Auch wenn Sie hier den Mehraufwand dem Bund zuweisen: Die Zweisprachigkeit verursacht auf der Stadtverwaltung Kosten und frisst Ressourcen. Nehmen Sie den Bilinguismus auch gelegentlich als Bürde wahr?
Wirklich nicht. Das ist Biel. On est comme ça. Ich kenne nichts anderes. Und ich habe noch nie einen Mitarbeiter sagen gehört: «Oh nein, eine Übersetzung.» Klar, manchmal dauert ein Prozess länger. Und ja, die Zweisprachigkeit kostet Ressourcen und Geld. Aber eine Bürde ist sie trotzdem nicht. Ohne dieses Element wäre Biel nicht mehr Biel, die Zweisprachigkeit ist Teil unserer DNA.

Wenn die Zweisprachigkeit so stark in der Bevölkerung verankert ist, sie Teil der Bieler DNA ist, würde sie sich dann nicht sowieso durchsetzen, ohne dass die Stadt regulierend eingreifen müsste?
Nein, wir müssen die Zweisprachigkeit politisch begleiten, sie in Wert setzen und eben manchmal steuernd eingreifen.

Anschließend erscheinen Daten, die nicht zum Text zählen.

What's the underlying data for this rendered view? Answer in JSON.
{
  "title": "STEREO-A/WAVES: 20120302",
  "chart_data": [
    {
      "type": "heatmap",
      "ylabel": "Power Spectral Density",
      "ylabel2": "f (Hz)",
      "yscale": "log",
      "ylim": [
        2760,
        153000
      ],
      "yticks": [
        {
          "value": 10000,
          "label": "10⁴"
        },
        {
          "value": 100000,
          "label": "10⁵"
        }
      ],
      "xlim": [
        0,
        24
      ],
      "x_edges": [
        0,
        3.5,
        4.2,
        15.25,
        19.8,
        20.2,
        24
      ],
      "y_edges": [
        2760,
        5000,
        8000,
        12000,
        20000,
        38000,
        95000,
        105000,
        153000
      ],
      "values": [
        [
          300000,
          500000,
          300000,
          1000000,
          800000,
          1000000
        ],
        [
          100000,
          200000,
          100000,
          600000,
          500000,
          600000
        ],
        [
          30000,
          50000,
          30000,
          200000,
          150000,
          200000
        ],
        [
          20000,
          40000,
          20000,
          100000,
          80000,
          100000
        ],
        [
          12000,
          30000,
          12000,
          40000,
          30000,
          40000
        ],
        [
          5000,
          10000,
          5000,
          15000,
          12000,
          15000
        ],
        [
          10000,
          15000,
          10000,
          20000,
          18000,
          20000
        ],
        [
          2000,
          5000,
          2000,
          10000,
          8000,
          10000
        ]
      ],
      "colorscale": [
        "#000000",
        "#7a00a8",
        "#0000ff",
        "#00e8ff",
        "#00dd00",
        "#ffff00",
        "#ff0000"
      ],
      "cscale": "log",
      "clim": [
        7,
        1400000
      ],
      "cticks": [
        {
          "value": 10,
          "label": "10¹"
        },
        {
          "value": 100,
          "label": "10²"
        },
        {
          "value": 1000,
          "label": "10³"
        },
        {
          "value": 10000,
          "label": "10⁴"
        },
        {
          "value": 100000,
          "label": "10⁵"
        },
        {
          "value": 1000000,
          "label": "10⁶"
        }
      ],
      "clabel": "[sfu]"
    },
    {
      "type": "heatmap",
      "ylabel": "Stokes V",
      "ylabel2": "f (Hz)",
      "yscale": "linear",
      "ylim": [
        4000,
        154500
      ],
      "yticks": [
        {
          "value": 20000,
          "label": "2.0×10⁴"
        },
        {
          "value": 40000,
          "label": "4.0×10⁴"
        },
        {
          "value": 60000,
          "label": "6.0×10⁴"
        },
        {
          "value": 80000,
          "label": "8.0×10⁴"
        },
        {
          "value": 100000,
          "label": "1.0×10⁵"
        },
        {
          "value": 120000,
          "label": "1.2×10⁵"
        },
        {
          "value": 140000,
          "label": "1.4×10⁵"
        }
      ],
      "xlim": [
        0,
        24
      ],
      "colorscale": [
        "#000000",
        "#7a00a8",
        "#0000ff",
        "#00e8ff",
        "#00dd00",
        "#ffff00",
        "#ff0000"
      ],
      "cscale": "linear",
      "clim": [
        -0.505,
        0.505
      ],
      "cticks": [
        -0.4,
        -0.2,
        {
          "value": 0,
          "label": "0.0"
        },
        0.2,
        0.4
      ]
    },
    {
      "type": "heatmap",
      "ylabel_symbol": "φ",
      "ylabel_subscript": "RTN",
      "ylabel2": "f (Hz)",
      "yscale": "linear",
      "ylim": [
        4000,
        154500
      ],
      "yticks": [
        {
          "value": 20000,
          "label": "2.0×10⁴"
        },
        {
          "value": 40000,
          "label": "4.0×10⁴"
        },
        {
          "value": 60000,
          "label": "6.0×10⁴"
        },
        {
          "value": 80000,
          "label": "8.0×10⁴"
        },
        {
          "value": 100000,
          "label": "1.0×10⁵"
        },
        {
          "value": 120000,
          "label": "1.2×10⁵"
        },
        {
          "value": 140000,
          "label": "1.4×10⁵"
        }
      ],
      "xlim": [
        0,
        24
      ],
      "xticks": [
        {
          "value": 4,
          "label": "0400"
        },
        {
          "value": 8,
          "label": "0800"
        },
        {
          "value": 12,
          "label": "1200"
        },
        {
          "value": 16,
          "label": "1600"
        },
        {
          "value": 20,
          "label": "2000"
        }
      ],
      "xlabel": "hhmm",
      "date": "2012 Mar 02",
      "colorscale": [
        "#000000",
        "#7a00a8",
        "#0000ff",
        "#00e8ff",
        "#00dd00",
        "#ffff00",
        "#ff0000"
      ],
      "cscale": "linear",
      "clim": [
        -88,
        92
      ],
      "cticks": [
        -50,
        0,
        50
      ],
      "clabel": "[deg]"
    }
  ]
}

Wir müssen sie pflegen.

Wie eine Ehe quasi?
Ja, das ist ein guter Vergleich. Wenn man jung und frisch verliebt ist, läuft alles von alleine. Aber später, wenn die Kinder da sind und der Alltag Einzug hält, muss man die Ehe pflegen. Wie die Zweisprachigkeit nimmt sie Zeit in Anspruch. Sie ist nicht einfach ein Selbstläufer.